Commodore 64 Overview

Commodore 64

Active from 1982-1994

8-bit Processor:
6510 @ 1.023 MHz

64 kB RAM

The Commodore 64 was not the first popular personal computer and it wasn't necessarily the best of the 8-bits either. By the time the C64 was released, the Apple II was five years old and the Atari 800 three. Each computer has its strengths and weaknesses, but ultimately, they are roughly comparable—particularly the Commodore and Atari systems. However, the Commodore 64 does have one claim in its favor, over 15 million units sold, making it the best selling single computer model of all time.

Commodore changed how computers were marketed by selling in department stores (not just in electronic and specialty shops) and by drastically undercutting the competition on price. Much of the credit for this successful strategy goes to Commodore founder Jack Tramiel, whose phrase "Computers for the masses, not the classes" became a de facto motto for the company. The C64 was so popular that the company became a victim of its own good fortune, as successors to the system, notably the Commodore Plus/4 and Commodore 128, did not sell nearly as well.

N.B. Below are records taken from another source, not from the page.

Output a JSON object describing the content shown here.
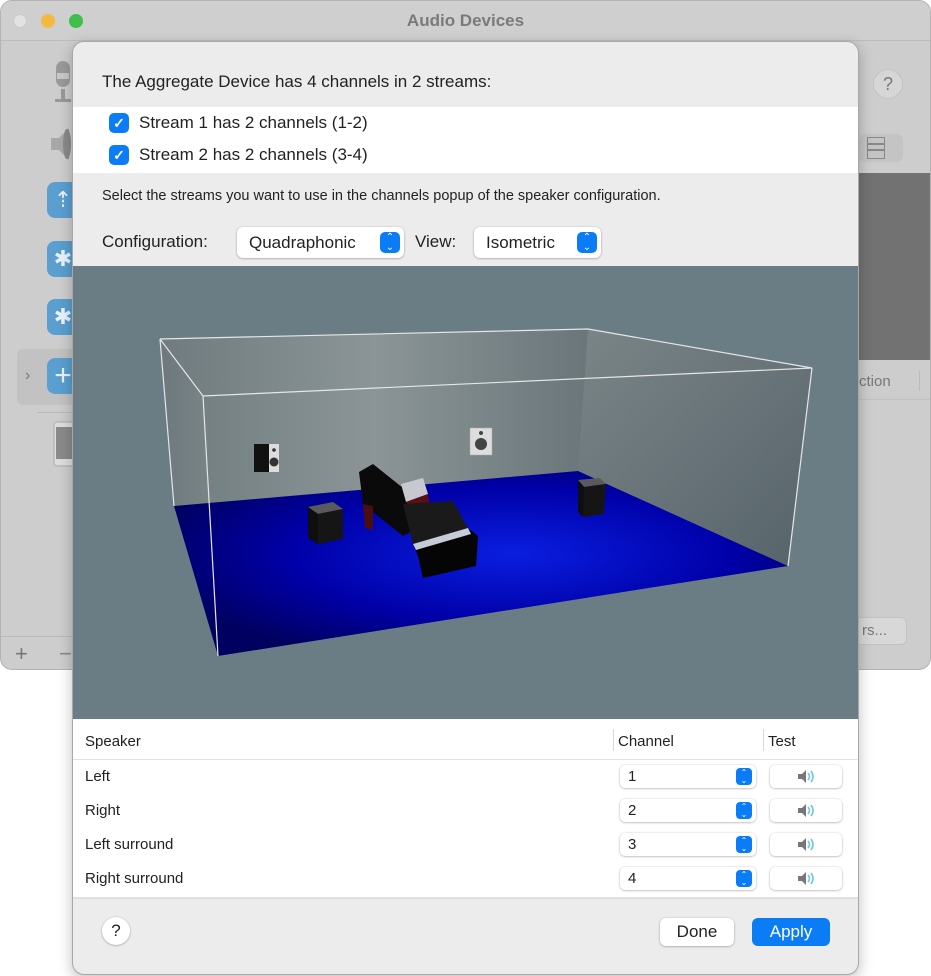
{
  "background_window": {
    "title": "Audio Devices",
    "device_list": [
      {
        "icon": "microphone-icon"
      },
      {
        "icon": "speaker-icon"
      },
      {
        "icon": "usb-icon"
      },
      {
        "icon": "bluetooth-icon"
      },
      {
        "icon": "bluetooth-icon"
      },
      {
        "icon": "aggregate-device-icon",
        "selected": true
      },
      {
        "icon": "iphone-icon"
      }
    ],
    "add_symbol": "+",
    "remove_symbol": "−",
    "help_symbol": "?",
    "column_header_partial": "ction",
    "button_partial": "rs..."
  },
  "sheet": {
    "intro": "The Aggregate Device has 4 channels in 2 streams:",
    "streams": [
      {
        "label": "Stream 1 has 2 channels (1-2)",
        "checked": true
      },
      {
        "label": "Stream 2 has 2 channels (3-4)",
        "checked": true
      }
    ],
    "hint": "Select the streams you want to use in the channels popup of the speaker configuration.",
    "configuration_label": "Configuration:",
    "configuration_value": "Quadraphonic",
    "view_label": "View:",
    "view_value": "Isometric",
    "checkmark": "✓",
    "popup_arrows": "⌃⌄",
    "scene": {
      "description": "Isometric room with quadraphonic speaker layout and sofa",
      "floor_color": "#0000c8",
      "wall_color": "#8a9698",
      "background_color": "#6b7d84"
    },
    "table": {
      "headers": {
        "speaker": "Speaker",
        "channel": "Channel",
        "test": "Test"
      },
      "rows": [
        {
          "speaker": "Left",
          "channel": "1"
        },
        {
          "speaker": "Right",
          "channel": "2"
        },
        {
          "speaker": "Left surround",
          "channel": "3"
        },
        {
          "speaker": "Right surround",
          "channel": "4"
        }
      ]
    },
    "help_symbol": "?",
    "done_label": "Done",
    "apply_label": "Apply",
    "accent_color": "#0a7cf5"
  }
}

Released two years prior to the videogame crash of 1984, humming along through the NES heyday and salad days of 16-bit computers, and even sticking around during the early time of the 16-bit consoles, the C64 has quite a varied software library. Early titles included surprisingly faithful versions of classic arcade games, and more experimental software from both established publishers (e.g. Activision, Electronic Arts and Epyx) as well as motivated hobbyist programmers who found publishers after coding their games in their spare time. This later gave way to more established original games and arcade ports that properly took advantage of the hardware, but somehow, often lost the surreal charm of earlier titles. Finally, the 64 started to show its age, as ports of complex 16-bit computer and arcade games strained with the system's relative lack of computing power.

Initial games were often released on cartridges, or on cassette tapes for use in the very slow Datasette tape drive. More elaborate software with multi-load capabilities was released on 5 1/4-inch floppy disks, but the relatively expensive 1541 disk drive was almost as large the computer itself and nearly as slow as the tape drive! This created a market for cheaper 3rd-party disk drives as well as various "fast loader" cartridges.

The C64's SID sound chip deserves special mention. While mono and limited to three sound channels, it proved to be quite versatile. In many games, the title screen music was so good that you would boot them up, just to listen. Noted game music composers Martin Galway, Rob Hubbard, Jeroen Tel and David Whittaker all seemed to be able to squeeze more out of the hardware than seemed possible.

While primarily known for its games, the C64 (along with other 8-bit computers) also exposed people to the world of programming.  With its inviting READY prompt, users could type in BASIC programs from magazines or how to books.  And many games were actual construction sets, inspiring tinkering and creativity.  While crude, the C64 could be a tool for creation, not just a method of consumption.